Incarcerated People and Advocacy Organizations Urge Reform of US Bureau of Prisons. In a letter Tuesday to federal Bureau of Prisons Director Colette Peters, current and former federal prisoners and an array of sentencing, drug policy, and other advocacy groups called on her to "bring the Bureau into compliance with federal law and to lead the Bureau toward a more humane future grounded in transparency and accountability." The letter cited a number of issues and concerns, including unsafe and inhumane prisons, the need for the Bureau to use its power to seek compassionate release, the need for the Bureau to comply with the First Step Act (there are chronic delays in releasing people who qualify), and the pervasiveness of abuse, corruption, and misconduct. In addition to individual signers, the letter was endorsed by the ACLU, Citizens United for the Rehabilitation of Errants (CURE), the Drug Policy Alliance, Fair and Just Prosecution, Federal Public and Community Defenders, the National Association of Criminal Defense Lawyers, National Council of Churches, and the Sentencing Project, which organized the campaign.
Colombian President Warns US Drug War Has Failed, Change Must Come. President Gustavo Petro warned the US on Wednesday the he believes the US-led war on drugs in his country is a failure and called for substantial changes in drug policy. The statement came after he met with the commander of the United States Southern Command, General Laura Richardson. "We were now talking at length with General Laura Richardson … about the failure of the anti-drug policy. I think it should be called without fear: the policy that (Richard) Nixon had in the time It was called the War on Drugs, has failed here," said Petro from the presidential palace. "It is our duty before the United States, but also before the world, to not only say this, but to propose alternatives that will not kill more than a million Latin Americans."
Colombia is the world's largest coca and cocaine producer, and Petro said that his own country is "the biggest culprit" because rural poverty makes drug cultivation and trafficking an attractive livelihood. Petro has moved to restrict the aerial spraying of herbicides and limited the resort to forced eradication of coca crops, promoting voluntary crop substitution instead. He is also proposing changes in the extradition treaty between Colombia and the US to allow those who cooperate with Colombia to avoid extradition to the US.

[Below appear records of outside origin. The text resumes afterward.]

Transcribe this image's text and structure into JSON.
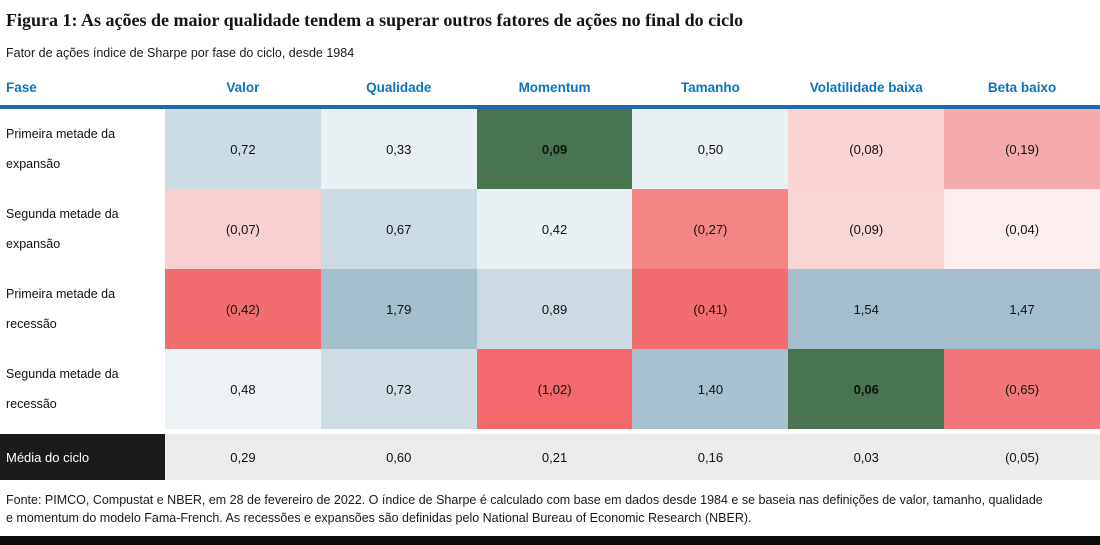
{
  "header": {
    "title": "Figura 1: As ações de maior qualidade tendem a superar outros fatores de ações no final do ciclo",
    "subtitle": "Fator de ações índice de Sharpe por fase do ciclo, desde 1984"
  },
  "colors": {
    "header_blue": "#0d74ba",
    "rule_blue": "#1f6aab",
    "positive_strong_blue": "#a5becd",
    "negative_strong_red": "#f2696c",
    "highlight_green": "#4a7451",
    "average_row_gray": "#ebebeb",
    "average_label_black": "#1b1b1b"
  },
  "table": {
    "columns": [
      "Fase",
      "Valor",
      "Qualidade",
      "Momentum",
      "Tamanho",
      "Volatilidade baixa",
      "Beta baixo"
    ],
    "rows": [
      {
        "label": "Primeira metade da expansão",
        "cells": [
          {
            "text": "0,72",
            "bg": "#ccdce4",
            "bold": false
          },
          {
            "text": "0,33",
            "bg": "#e9f0f4",
            "bold": false
          },
          {
            "text": "0,09",
            "bg": "#4a7451",
            "bold": true
          },
          {
            "text": "0,50",
            "bg": "#e9f0f4",
            "bold": false
          },
          {
            "text": "(0,08)",
            "bg": "#f9d4d4",
            "bold": false
          },
          {
            "text": "(0,19)",
            "bg": "#f5abad",
            "bold": false
          }
        ]
      },
      {
        "label": "Segunda metade da expansão",
        "cells": [
          {
            "text": "(0,07)",
            "bg": "#f8cfd0",
            "bold": false
          },
          {
            "text": "0,67",
            "bg": "#ccdce4",
            "bold": false
          },
          {
            "text": "0,42",
            "bg": "#eaf1f5",
            "bold": false
          },
          {
            "text": "(0,27)",
            "bg": "#f48688",
            "bold": false
          },
          {
            "text": "(0,09)",
            "bg": "#f9d6d6",
            "bold": false
          },
          {
            "text": "(0,04)",
            "bg": "#fdeeee",
            "bold": false
          }
        ]
      },
      {
        "label": "Primeira metade da recessão",
        "cells": [
          {
            "text": "(0,42)",
            "bg": "#f26d6f",
            "bold": false
          },
          {
            "text": "1,79",
            "bg": "#a5bfcd",
            "bold": false
          },
          {
            "text": "0,89",
            "bg": "#ccdbe3",
            "bold": false
          },
          {
            "text": "(0,41)",
            "bg": "#f26d6f",
            "bold": false
          },
          {
            "text": "1,54",
            "bg": "#a5becd",
            "bold": false
          },
          {
            "text": "1,47",
            "bg": "#a5becd",
            "bold": false
          }
        ]
      },
      {
        "label": "Segunda metade da recessão",
        "cells": [
          {
            "text": "0,48",
            "bg": "#edf2f5",
            "bold": false
          },
          {
            "text": "0,73",
            "bg": "#cfdee5",
            "bold": false
          },
          {
            "text": "(1,02)",
            "bg": "#f2696c",
            "bold": false
          },
          {
            "text": "1,40",
            "bg": "#a7c1cf",
            "bold": false
          },
          {
            "text": "0,06",
            "bg": "#4a7451",
            "bold": true
          },
          {
            "text": "(0,65)",
            "bg": "#f3777a",
            "bold": false
          }
        ]
      }
    ],
    "average_row": {
      "label": "Média do ciclo",
      "label_bg": "#1b1b1b",
      "label_color": "#ffffff",
      "cells": [
        {
          "text": "0,29",
          "bg": "#ebebeb"
        },
        {
          "text": "0,60",
          "bg": "#ebebeb"
        },
        {
          "text": "0,21",
          "bg": "#ebebeb"
        },
        {
          "text": "0,16",
          "bg": "#ebebeb"
        },
        {
          "text": "0,03",
          "bg": "#ebebeb"
        },
        {
          "text": "(0,05)",
          "bg": "#ebebeb"
        }
      ]
    }
  },
  "footer": {
    "line1": "Fonte: PIMCO, Compustat e NBER, em 28 de fevereiro de 2022. O índice de Sharpe é calculado com base em dados desde 1984 e se baseia nas definições de valor, tamanho, qualidade",
    "line2": "e momentum do modelo Fama-French. As recessões e expansões são definidas pelo National Bureau of Economic Research (NBER)."
  },
  "chart_data": {
    "type": "heatmap",
    "title": "Figura 1: As ações de maior qualidade tendem a superar outros fatores de ações no final do ciclo",
    "subtitle": "Fator de ações índice de Sharpe por fase do ciclo, desde 1984",
    "columns": [
      "Valor",
      "Qualidade",
      "Momentum",
      "Tamanho",
      "Volatilidade baixa",
      "Beta baixo"
    ],
    "rows": [
      "Primeira metade da expansão",
      "Segunda metade da expansão",
      "Primeira metade da recessão",
      "Segunda metade da recessão",
      "Média do ciclo"
    ],
    "values": [
      [
        0.72,
        0.33,
        0.09,
        0.5,
        -0.08,
        -0.19
      ],
      [
        -0.07,
        0.67,
        0.42,
        -0.27,
        -0.09,
        -0.04
      ],
      [
        -0.42,
        1.79,
        0.89,
        -0.41,
        1.54,
        1.47
      ],
      [
        0.48,
        0.73,
        -1.02,
        1.4,
        0.06,
        -0.65
      ],
      [
        0.29,
        0.6,
        0.21,
        0.16,
        0.03,
        -0.05
      ]
    ],
    "notes": "Negative values shown in parentheses with comma decimal separator; blue shades = positive, red/pink shades = negative, dark green = highlighted cells (0,09 Momentum early expansion; 0,06 Volatilidade baixa late recession)."
  }
}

United Kingdom Blocks Bermuda from Legalizing Marijuana. In a rare move, the UK's Governor for Bermuda, who, as the queen's representative typically provides pro forma assent to the Bermudan government's actions, has intervened to block marijuana legalization in the British Overseas Territory. Even as incoming British Prime Minister Liz Truss was vowing to "stand up for freedom and democracy around the world," her government was directing the governor to block the marijuana legalization bill. "I have now received an instruction, issued to me on Her Majesty’s behalf, not to Assent to the Bill as drafted," the governor said. "The Secretary of State for Foreign, Commonwealth and Development Affairs concluded that the Bill, as currently drafted, is not consistent with obligations held by the UK and Bermuda"under international anti-drugs conventions dating back to 1961. Liz Truss was foreign secretary until Tuesday when she became prime minister. In a statement, the Bermudian government said the move was "disappointing, but not surprising, given the confines of our constitutional relationship with the UK government and their archaic interpretation of the narcotic conventions. The Bermudian government said it would continue to move forward on marijuana legalization, which could put the country on a collision course with the UK. "The people of Bermuda have democratically expressed their desire for a regulated cannabis licensing regime, following the strong endorsement at the ballot box and an extensive public consultation process. The Government of Bermuda intends to continue to advance this initiative, within the full scope of its constitutional powers, in keeping with our 2020 general election platform commitment." Bermudian Premier David Burt has not commented on this move, but warned earlier that: "If Her Majesty’s representative in Bermuda does not give assent to something that has been passed lawfully and legally under this local government, this will destroy the relationship we had with the United Kingdom."